The Korean War, mostly forgotten, was a halfhearted attempt to put right some of the horrors that America had itself caused by driving the Japanese from that part of Asia and leaving it instead to the tender mercies of men like Mao Tse-Tung and Kim Il-Sung. It mostly served to prove that we were nowhere near as serious about fighting against Communism as we had been about fighting for it a few years earlier.
The Vietnam War was really two wars – one a skirmish of little consequence in an obscure part of Asia, and the other a radical social revolution in the United States. The good guys lost both – badly.
The incredible events of 1989-1991 gave the world a chance to repent – a gift of grace that only Poland and Russia seem, slowly but surely, to be taking God up on. As for America, it had the chance to not only repent, but to withdraw from the empire business and work on fixing itself – morally, spiritually, politically, and economically. The First Gulf War demonstrated that it had no intention of doing that, but instead meant to establish a “New World Order”; a vaguely Trotskyesque state of permanent global revolution meant to establish secular socialist democracy worldwide, with the American empire at its head.
The 9/11 attack will be remembered by historians of the future as the moment that the “American Century” ended and the age of American decline began in ernest. The wars and the establishment of the ever-encroaching police state that followed the attacks, along with the capture of the mainstream right by the “neocons” (who are perhaps best described as the living embodiments of the welfare-warfare state) all of which were bad enough on their own, also led directly to the backlash that brought the country Barack Obama, gay “marriage”, and Obamacare.

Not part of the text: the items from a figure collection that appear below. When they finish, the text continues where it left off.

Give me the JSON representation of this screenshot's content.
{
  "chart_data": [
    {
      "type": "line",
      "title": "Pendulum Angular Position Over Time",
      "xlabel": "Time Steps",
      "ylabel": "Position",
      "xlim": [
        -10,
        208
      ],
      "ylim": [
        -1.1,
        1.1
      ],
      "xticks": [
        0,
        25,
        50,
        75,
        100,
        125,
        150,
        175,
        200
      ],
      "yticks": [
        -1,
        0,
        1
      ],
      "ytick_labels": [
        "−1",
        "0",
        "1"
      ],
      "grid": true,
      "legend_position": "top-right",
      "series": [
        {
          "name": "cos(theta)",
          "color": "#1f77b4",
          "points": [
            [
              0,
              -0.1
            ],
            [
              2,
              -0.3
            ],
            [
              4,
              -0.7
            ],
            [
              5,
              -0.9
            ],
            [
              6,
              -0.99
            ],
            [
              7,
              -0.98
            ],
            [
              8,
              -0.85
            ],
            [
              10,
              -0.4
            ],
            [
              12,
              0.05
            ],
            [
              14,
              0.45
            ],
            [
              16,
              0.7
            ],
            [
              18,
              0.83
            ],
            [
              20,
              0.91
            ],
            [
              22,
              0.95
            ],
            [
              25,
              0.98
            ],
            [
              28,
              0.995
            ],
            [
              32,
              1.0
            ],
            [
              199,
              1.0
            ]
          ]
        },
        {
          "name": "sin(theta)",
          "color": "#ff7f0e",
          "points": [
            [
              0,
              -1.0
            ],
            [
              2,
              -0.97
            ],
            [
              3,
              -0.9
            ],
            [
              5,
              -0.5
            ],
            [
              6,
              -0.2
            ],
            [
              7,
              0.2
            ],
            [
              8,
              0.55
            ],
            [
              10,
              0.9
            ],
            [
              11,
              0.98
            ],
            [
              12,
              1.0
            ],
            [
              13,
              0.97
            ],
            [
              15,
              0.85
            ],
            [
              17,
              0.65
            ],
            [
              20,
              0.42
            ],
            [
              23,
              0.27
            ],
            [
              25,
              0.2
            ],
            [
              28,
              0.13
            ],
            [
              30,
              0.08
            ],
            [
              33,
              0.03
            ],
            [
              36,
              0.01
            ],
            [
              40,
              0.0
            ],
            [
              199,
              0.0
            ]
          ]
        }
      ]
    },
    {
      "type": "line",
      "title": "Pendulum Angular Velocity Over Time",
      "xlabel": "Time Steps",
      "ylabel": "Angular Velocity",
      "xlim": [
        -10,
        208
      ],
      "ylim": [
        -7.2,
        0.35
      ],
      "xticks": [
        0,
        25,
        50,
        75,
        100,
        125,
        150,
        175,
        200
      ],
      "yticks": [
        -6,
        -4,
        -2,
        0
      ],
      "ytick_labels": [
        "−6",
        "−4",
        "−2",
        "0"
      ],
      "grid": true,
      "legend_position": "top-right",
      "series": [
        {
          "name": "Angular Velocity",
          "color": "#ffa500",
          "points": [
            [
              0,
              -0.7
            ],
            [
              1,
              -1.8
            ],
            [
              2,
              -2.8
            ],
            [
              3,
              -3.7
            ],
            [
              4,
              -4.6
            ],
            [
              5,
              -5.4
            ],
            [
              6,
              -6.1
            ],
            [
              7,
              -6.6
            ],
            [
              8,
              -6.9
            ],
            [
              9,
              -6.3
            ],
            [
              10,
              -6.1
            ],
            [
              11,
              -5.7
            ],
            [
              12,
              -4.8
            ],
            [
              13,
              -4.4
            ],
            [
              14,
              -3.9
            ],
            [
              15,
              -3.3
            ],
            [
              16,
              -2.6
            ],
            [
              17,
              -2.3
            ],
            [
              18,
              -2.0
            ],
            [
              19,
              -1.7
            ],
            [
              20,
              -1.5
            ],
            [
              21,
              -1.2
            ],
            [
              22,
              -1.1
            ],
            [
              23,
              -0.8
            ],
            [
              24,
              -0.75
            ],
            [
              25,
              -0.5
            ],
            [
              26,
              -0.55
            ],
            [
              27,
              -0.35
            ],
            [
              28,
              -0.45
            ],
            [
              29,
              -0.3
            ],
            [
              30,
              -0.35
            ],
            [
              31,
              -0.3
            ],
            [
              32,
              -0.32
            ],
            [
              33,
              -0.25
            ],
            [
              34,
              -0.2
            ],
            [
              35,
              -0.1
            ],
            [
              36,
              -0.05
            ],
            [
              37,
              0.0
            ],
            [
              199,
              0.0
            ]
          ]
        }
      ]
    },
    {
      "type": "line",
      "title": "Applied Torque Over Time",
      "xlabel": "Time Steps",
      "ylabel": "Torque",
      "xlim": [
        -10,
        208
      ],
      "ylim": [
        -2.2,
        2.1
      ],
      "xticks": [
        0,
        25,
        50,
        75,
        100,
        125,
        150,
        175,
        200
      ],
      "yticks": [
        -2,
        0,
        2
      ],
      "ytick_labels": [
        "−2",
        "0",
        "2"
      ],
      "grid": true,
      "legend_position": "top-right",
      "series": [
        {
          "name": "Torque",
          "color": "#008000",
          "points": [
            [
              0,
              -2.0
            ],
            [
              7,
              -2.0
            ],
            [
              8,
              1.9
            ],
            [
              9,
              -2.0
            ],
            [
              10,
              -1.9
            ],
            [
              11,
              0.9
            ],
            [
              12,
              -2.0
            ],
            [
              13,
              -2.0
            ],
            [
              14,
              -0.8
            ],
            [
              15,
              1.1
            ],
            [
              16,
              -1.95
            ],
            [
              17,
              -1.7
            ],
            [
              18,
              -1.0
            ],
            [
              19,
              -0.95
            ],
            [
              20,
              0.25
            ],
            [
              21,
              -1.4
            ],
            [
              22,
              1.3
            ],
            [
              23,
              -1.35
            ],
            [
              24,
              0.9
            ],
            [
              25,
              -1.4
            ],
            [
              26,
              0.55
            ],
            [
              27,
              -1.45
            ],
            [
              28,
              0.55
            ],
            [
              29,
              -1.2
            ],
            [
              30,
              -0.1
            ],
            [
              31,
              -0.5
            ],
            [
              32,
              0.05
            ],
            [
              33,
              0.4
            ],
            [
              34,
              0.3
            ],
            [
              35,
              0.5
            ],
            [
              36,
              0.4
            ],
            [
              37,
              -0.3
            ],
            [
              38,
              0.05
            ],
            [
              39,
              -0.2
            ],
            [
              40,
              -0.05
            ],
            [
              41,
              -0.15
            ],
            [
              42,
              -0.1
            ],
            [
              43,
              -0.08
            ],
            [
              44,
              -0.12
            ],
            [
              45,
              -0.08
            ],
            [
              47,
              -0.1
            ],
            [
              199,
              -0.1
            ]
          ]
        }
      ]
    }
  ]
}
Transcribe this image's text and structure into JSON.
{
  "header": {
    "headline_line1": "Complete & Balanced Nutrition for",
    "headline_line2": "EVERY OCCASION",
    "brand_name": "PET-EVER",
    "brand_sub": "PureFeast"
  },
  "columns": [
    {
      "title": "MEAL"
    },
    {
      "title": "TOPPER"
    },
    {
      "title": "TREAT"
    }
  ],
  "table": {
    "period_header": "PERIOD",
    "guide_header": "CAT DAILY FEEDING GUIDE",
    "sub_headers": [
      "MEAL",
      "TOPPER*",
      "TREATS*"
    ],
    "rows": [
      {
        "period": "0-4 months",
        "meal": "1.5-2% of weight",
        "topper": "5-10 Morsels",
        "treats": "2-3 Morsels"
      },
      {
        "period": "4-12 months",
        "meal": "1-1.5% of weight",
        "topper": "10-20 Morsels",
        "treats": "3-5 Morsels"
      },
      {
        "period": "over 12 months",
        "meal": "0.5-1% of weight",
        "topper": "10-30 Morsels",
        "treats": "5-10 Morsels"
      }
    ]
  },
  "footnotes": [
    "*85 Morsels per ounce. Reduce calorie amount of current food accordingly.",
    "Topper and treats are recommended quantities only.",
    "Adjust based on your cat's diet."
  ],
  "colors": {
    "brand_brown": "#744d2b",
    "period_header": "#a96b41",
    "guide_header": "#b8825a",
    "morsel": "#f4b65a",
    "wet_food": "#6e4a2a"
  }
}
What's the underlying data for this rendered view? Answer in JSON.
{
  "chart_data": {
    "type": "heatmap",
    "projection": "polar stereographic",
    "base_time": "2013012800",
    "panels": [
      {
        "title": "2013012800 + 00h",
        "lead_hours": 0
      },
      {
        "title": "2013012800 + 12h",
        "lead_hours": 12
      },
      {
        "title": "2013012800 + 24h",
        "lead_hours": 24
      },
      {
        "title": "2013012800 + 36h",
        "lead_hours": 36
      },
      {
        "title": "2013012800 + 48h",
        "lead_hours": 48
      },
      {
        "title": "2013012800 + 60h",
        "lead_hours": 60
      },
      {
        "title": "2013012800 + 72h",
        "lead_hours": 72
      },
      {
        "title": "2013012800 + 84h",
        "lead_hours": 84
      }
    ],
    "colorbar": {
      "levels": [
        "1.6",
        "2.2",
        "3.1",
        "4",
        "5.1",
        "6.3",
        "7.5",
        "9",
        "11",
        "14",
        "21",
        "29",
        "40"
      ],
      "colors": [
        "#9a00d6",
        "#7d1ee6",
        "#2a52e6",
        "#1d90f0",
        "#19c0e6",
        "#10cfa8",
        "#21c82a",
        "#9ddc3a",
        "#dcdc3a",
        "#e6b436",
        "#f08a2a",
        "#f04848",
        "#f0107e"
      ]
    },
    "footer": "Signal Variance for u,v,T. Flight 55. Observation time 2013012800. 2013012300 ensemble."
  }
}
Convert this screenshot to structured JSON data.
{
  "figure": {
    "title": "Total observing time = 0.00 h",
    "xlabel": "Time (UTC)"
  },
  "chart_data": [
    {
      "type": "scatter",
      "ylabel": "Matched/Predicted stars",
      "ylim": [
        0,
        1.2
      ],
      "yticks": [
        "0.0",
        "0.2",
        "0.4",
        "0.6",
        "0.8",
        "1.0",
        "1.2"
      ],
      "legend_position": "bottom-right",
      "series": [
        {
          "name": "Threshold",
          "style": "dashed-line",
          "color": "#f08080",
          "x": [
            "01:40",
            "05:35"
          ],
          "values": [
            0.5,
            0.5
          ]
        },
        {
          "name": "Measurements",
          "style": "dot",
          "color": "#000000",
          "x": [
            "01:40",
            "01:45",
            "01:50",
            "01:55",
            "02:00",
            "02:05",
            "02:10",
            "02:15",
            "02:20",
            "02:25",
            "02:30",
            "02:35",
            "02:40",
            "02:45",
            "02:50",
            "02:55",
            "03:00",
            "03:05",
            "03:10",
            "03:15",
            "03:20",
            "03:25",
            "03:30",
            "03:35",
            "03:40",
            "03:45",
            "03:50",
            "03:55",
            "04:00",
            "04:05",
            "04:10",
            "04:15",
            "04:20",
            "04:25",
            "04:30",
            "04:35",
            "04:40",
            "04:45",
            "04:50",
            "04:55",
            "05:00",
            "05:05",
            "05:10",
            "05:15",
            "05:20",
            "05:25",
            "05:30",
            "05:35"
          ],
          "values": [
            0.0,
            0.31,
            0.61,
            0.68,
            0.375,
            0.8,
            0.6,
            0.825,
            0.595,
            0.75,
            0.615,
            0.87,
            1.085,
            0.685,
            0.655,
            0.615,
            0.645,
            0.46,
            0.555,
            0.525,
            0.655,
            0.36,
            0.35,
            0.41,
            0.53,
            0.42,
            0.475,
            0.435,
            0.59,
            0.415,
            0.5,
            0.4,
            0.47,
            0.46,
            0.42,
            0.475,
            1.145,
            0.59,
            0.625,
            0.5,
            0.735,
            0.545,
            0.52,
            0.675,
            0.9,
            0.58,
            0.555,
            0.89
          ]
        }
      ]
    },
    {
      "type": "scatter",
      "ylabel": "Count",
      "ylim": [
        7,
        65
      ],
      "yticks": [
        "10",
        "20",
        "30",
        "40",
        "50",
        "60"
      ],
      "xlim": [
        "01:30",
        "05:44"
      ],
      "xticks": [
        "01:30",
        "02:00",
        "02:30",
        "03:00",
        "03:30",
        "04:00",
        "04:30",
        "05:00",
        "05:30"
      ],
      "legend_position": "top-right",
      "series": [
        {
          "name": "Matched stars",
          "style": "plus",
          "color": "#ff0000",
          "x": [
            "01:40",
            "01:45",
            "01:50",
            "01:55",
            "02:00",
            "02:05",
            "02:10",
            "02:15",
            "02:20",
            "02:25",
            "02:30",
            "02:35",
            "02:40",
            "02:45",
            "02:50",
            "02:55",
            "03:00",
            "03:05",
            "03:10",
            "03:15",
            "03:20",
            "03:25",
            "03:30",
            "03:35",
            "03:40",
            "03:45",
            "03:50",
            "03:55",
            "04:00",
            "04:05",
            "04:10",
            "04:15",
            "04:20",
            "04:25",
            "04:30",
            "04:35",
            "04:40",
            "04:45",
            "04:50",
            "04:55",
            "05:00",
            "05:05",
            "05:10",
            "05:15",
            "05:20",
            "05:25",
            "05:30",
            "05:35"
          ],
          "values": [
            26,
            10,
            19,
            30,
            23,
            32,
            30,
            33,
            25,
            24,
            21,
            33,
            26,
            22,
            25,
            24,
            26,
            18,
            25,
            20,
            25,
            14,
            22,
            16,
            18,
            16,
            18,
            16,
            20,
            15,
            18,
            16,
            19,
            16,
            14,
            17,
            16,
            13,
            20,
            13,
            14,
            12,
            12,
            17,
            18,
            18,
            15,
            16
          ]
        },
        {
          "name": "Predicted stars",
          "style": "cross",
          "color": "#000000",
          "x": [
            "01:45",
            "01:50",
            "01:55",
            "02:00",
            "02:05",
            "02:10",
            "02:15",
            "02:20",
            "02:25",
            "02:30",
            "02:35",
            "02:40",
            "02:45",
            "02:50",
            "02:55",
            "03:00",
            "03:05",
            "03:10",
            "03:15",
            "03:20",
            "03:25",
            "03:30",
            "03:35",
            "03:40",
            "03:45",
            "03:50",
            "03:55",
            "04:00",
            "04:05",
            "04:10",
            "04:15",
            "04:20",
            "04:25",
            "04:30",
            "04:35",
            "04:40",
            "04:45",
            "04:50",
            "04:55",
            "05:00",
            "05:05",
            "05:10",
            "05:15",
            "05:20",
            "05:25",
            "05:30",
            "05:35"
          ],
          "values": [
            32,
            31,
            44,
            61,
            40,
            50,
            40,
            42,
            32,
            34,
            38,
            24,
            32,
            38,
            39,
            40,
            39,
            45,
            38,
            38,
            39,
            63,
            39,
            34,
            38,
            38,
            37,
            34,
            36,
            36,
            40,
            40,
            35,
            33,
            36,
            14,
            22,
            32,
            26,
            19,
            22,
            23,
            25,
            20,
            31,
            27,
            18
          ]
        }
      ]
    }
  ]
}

For all of these outcomes, shall we “thank our veterans”?
The truth is that war is inherently destabilizing, and thus is always counterproductive for “conservatives”, as long as we define that term as people who want to “conserve” a political or societal system that has existed up to that point (this may not, therefore, apply to rightist revolutionaries). Peace is conservative, and to lose sight of that simply because the left briefly affected a passion against war when it was in their best interest to do so (note that the leftist antiwar movement basically vaporized the day that Barack Obama was elected) is to allow oneself to be defined by one’s enemies. It is to engage in counterproductive and ultimately self-destructive behavior out of habit instead of reason.
Peace is conservative, and the “conservative” passion for war and worship of the military, which is no more than a particular form of the worship of the state that they claim to oppose, is ultimately not just homicidal, but suicidal.